Gutierrez also did not state a team. WFTV named the Milwaukee Brewers in their report, but whoever wrote the report's copy probably saw the stock baseball footage they used for the report, which largely featured the Brewers. For their part, the Brewers called the idea of moving from Milwaukee "ridiculous" .

Of course, that doesn't leave very many possibilities. There are only three teams that are in stadiums 20 or more years old that have not received, or are not scheduled to receive, new stadiums or major renovations to their current stadiums: the Oakland Athletics, Toronto Blue Jays and Tampa Bay Rays. And you can forget the Blue Jays, because they have shown no interest of leaving Rogers Centre.

Of these, the only feasible possibility is the Tampa Bay Rays.

Both the A's and Rays have seen difficulty getting new facilities. The Rays Ballpark idea was killed by a strong NIMBY push by bayfront condo owners in St. Petersburg who didn't want their view ruined. Cisco Field, Oakland's new ballpark idea, was killed a couple years ago by a lack of funding.

But there's no way the A's, or any other team, could come to Orlando with the Rays present in St. Petersburg. It's hard enough for the Nationals and the Orioles co-existing in Washington-Baltimore, which has more people in its urban conflagration than the I-4 Corridor.

The Rays, although improving considerably with their recent success, don't exactly have the strongest attendance figures right now. Planting another team in Orlando eliminates a major part of its market.

It also wouldn't help the Marlins much, either, who also draw upon Orlando for its fans, and will likely compete with the Rays for the Orlando market when they open their new ballpark in 2012.

If Gutierrez is serious about bringing an MLB team to Orlando, it has to be the Rays. It would, essentially, turn the tables on Tampa Bay as far as which area draws fans from the other. The big issue will be location.

The main thing that has hurt the Rays is their location in the Tampa Bay area. They are in St. Petersburg. Most of their fan base is across the bay in Tampa. It's a bare minimum 30-minute drive for most fans just to get to Tropicana Field.

Any team that comes to Orlando must be located in a prime spot. Disney and the Airport, while not prime as far as Orlando is concerned, are certainly better relatively than Tropicana Field. The Citrus Bowl is central, but not in the best neighborhood, and also lacks parking facilities without massive re-development.

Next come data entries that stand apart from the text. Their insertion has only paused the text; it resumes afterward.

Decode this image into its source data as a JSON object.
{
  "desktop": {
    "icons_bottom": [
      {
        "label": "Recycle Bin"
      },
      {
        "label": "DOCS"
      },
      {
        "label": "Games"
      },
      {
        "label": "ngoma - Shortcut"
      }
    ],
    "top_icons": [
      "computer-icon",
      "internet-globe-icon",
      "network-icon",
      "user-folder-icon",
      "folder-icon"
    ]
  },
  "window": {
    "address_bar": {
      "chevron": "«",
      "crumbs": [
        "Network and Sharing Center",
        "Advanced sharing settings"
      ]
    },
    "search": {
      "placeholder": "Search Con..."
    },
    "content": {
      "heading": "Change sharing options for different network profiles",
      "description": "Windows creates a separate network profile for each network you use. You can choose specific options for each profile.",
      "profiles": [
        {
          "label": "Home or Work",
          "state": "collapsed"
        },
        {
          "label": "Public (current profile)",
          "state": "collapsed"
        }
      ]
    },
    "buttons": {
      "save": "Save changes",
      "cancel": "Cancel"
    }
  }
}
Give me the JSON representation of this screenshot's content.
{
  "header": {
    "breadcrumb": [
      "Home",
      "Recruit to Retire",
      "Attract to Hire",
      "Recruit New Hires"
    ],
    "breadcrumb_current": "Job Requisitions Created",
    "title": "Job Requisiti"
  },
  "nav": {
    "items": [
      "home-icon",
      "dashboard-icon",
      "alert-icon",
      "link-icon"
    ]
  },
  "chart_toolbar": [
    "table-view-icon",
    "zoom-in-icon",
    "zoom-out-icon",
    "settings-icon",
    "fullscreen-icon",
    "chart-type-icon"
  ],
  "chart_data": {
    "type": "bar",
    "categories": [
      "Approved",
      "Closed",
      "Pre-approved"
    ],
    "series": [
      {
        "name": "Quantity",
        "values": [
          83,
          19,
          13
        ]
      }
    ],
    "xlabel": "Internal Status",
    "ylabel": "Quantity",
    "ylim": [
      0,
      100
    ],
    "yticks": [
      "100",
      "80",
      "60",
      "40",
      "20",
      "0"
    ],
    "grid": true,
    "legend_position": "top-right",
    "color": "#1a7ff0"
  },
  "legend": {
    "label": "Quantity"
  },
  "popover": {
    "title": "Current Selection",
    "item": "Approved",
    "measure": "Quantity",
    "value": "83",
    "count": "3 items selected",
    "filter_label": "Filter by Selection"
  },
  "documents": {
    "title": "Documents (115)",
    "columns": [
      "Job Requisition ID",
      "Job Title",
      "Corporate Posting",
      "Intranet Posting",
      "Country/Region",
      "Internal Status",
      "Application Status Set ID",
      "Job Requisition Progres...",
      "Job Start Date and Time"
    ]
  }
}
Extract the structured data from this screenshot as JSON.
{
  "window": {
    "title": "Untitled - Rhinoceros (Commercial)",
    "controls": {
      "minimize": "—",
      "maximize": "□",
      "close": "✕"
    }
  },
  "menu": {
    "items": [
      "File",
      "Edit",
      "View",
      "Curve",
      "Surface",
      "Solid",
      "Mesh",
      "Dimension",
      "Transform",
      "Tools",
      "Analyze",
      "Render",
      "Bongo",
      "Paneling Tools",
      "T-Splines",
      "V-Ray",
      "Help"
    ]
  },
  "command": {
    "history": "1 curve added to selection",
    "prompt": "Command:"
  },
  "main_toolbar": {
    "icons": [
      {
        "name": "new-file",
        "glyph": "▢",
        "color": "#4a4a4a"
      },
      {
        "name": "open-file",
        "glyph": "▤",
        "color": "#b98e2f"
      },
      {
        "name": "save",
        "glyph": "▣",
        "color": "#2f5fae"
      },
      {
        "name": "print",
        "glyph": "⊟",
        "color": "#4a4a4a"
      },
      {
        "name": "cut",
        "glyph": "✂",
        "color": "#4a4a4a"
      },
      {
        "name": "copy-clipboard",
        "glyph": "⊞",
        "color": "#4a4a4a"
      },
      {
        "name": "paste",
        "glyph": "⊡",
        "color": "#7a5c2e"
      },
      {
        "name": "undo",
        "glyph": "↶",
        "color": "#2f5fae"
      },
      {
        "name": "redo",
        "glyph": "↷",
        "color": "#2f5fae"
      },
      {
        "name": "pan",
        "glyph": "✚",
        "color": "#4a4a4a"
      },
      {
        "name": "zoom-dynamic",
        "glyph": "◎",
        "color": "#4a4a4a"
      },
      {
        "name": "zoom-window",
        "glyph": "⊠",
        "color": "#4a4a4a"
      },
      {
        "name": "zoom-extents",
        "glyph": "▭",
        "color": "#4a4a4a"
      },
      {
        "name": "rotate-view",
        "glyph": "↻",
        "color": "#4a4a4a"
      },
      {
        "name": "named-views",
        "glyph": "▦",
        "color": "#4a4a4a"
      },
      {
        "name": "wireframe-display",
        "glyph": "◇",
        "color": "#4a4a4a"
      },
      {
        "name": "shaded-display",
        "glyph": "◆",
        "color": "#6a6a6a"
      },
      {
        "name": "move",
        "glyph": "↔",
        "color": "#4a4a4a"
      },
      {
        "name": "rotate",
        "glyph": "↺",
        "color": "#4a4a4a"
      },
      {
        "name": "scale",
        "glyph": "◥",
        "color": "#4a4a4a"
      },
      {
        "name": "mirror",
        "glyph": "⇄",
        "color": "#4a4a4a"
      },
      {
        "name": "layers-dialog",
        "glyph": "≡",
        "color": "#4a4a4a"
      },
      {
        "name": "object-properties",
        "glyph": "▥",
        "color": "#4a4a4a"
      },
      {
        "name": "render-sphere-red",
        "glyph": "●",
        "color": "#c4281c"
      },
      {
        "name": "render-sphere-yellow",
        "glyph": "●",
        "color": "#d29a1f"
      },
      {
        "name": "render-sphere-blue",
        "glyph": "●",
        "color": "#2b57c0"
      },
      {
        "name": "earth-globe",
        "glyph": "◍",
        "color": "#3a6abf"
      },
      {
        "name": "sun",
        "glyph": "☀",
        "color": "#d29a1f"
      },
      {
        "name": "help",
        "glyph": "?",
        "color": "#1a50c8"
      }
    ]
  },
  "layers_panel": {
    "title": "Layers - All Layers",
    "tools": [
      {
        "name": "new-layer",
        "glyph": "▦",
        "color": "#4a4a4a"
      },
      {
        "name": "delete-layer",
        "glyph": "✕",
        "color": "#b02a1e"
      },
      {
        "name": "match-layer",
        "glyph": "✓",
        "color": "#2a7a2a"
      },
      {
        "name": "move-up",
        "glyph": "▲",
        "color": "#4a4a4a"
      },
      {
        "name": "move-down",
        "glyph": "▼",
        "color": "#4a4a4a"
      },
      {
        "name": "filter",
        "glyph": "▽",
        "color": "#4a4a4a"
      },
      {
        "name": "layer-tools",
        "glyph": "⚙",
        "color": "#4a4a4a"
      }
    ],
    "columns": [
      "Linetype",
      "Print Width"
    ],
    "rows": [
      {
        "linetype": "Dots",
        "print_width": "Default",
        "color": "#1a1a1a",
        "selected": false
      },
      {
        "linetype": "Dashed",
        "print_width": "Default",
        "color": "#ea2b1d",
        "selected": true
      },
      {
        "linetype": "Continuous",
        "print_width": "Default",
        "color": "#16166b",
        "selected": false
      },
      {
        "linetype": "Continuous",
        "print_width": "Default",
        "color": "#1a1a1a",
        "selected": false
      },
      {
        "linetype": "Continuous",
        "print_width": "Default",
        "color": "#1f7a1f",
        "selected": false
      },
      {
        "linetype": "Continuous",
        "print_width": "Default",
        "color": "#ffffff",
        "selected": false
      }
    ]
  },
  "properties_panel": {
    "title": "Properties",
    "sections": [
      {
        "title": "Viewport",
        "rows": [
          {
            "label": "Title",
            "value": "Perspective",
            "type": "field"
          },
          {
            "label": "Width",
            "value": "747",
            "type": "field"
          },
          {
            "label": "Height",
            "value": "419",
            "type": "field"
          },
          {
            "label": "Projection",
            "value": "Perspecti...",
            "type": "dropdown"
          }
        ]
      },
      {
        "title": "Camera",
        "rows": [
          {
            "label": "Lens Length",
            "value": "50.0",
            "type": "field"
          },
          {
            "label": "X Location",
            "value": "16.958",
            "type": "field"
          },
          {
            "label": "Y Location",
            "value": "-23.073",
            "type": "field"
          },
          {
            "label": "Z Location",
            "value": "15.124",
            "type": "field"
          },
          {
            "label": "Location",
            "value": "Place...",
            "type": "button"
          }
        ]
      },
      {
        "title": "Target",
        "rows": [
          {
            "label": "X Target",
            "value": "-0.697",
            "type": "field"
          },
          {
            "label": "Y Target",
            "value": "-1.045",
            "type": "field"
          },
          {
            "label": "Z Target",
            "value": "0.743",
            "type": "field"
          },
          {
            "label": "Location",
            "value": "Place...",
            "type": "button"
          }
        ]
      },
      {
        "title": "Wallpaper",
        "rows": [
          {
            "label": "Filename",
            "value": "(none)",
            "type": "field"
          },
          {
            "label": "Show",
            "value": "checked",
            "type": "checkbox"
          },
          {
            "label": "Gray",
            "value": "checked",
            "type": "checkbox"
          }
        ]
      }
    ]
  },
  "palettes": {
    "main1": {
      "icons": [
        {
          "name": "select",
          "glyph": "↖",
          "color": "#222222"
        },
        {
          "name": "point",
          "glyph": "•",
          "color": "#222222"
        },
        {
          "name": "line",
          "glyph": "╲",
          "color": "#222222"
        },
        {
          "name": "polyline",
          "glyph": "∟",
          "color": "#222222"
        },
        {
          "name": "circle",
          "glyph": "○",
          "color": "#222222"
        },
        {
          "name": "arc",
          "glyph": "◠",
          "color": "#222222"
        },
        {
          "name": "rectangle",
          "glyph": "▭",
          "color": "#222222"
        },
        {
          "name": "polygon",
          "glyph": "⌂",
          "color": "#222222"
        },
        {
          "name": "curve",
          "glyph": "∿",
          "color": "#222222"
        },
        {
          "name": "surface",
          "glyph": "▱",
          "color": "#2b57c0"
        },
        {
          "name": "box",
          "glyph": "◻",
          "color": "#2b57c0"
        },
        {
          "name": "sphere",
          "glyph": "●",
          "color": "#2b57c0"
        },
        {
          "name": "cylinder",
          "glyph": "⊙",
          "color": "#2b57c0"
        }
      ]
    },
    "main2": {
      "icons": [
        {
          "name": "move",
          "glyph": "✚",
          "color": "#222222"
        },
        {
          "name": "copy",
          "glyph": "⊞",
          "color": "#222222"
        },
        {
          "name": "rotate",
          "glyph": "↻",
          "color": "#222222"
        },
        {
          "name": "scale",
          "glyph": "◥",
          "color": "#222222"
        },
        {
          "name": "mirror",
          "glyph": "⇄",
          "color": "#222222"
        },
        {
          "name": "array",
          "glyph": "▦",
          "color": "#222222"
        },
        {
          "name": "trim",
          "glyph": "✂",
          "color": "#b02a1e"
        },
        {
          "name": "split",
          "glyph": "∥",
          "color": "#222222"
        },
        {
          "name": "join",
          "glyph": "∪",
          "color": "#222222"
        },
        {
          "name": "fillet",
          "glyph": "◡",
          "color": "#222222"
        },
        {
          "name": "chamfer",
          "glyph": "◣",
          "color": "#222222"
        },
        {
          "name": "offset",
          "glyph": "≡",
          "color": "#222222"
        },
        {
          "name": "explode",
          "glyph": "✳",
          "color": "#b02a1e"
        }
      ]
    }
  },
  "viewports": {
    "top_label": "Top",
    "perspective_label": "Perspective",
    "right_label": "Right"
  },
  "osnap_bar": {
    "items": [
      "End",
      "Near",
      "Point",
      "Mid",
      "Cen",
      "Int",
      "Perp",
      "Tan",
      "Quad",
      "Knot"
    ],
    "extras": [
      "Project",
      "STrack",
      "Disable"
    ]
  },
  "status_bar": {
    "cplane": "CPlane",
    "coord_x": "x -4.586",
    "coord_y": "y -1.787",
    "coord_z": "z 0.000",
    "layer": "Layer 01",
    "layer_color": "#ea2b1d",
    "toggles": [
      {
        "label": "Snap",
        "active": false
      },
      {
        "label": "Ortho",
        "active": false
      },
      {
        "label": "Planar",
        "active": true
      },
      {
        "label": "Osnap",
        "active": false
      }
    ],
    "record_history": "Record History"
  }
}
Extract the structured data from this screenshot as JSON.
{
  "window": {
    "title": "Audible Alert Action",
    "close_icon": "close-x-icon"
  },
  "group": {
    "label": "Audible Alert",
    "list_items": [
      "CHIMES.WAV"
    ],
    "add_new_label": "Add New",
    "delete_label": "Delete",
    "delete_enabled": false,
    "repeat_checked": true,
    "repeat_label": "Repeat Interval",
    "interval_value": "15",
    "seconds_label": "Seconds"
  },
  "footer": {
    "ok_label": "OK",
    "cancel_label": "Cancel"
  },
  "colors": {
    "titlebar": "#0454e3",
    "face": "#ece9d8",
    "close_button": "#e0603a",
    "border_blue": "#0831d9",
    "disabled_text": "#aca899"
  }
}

The Convention Center, particularly on the side around Universal Boulevard, is perfect. Relatively central, plenty of open space for the building and for parking, and decent road facilities. Universal Boulevard, which is six lanes around the Convention Center, is virtually dead even when there are major conventions in town. The nearest expressway, the Beachline (SR 528), is being widened this decade.

Orlando has a ton of calendar space for a summer sport. The Orlando Magic and Titans seasons end as the MLB season begins, and the Predators average one game every other weekend during the summer.

A well-placed, inexpensive stadium can draw ample crowds from the Orlando market with the right location, continued team success and good marketing. It would also give the residents something to do during the summer while the tourists enjoy the attractions.

Plus, it will bring hundreds of construction jobs in the near term, and many service and management jobs in the long run. As long as no public funds are proposed, and Gutierrez has explicitly said he would not favor using public funds, placing an MLB team in Orlando is nothing but a win for Orlando.

If Armando Gutierrez succeeds at putting investors together, we may finally realize Orlando mayor Buddy Dyer's dream of an MLB franchise for Orlando. And the way the current MLB environment is looking, it may be the Orlando Rays we are cheering for.

Of course, we are a long way from this even being possible. For all we know, we may never hear about this idea again. But this should serve as a warning to the Tampa Bay area: Orlando wants a team, and the Rays are looking mighty good.